I enjoyed the thread bump, too, and just bought one of the books mentioned upthread.
@dchris, your response to this reads almost like a definition of anxiety to me, or maybe I’m overlaying my own tendency to loop through potential negative outcomes without any real way to mitigate risk. Certainly Seneca is right in terms of maintaining fitness as a soldier, but how do you fortify through hypervigilance without increasing stress?
As my wife put it this weekend, I am immune to anxiety. lol! Although, I haven’t always been this way. In HS and college, i suffered from severe allegraphobia (fear of being late). It was so bad that I would wake up at 3am to get ready for class at 830. I’d then arrive at 630 to make sure I got a spot, then sit in my car tired and nervous about missing class.
All that to say, I haven’t always had this immunity. I believe the difference between what you mention below and Seneca is the purpose of running the scenarios through your head. An anxious person does it without control or a tamed mind. Whereas, when I intentionally sit down and ask myself what are the possible options:
- What are the possible outcomes (list possibilities)
What is my responsibility in this?
What power do I have to change this outcome?
If I can’t change this outcome from possibly occurring, how shall I respond?
Do I have responsibility for informing person, group, etc. this may happen?
Then, continue with each future possibility.
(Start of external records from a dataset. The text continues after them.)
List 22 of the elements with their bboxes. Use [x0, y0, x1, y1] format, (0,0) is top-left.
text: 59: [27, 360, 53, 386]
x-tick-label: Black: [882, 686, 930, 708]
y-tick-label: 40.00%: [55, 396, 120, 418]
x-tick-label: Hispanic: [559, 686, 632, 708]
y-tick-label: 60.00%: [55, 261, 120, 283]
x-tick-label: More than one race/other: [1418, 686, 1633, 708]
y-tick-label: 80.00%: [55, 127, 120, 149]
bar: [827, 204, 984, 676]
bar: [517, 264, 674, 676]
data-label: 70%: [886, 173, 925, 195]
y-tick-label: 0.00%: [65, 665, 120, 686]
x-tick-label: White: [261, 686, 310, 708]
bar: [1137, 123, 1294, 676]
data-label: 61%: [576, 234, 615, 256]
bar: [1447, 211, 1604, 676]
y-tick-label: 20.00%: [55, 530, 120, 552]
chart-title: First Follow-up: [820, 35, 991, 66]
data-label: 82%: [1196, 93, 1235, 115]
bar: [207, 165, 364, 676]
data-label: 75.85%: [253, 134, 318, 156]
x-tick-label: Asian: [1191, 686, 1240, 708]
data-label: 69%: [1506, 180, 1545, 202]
I can give actual examples, but I have to prep for a conference call.
I’m late but I want to jump on this bandwagon.
I am fairly early in my career, but for about four years I worked 11+ hour days and was at the beck and call of my company. For a silly example- I worked the entire day on Super Bowl Sunday three years ago, and worked the entire day the day before that.
But it earned me quite a bit of good-will from my co-worker and bosses and had its benefits. My pay is equivalent to those with double my work experience. I am the only one in my group to survive an acquisition, and I was the junior member.
Now I work 5-6 hour days and off-load most work onto contractors. I only have to put in real hours if I cannot get a contractor to do it. The hardest part of my day now is now is finding more efficient ways to offload my work to contractors while also making myself the only person who can manage the system I’m trying to build. It’d be suicide for me to make it so efficient that anyone can do what I’m doing now.
I firmly believe in the notion of paying your dues, but with an important caveat- Your work needs to be visible to your employee/superiors and you need bosses who aren’t horrible human beings and can appreciate your work, even if it may seem like industry standard.
On the actual topic- I enjoyed playing mindless video games (like Diablo 3) while watching stuff on Youtube with what free time I had. I occasionally read popular non-fiction books.
It felt nice to turn my brain off.
Nowadays, I have too much free-time and mindless video gaming and Youtube are getting tedious. I need an actual hobby. I now have the time to actually have a life, and I don’t know what to do with it.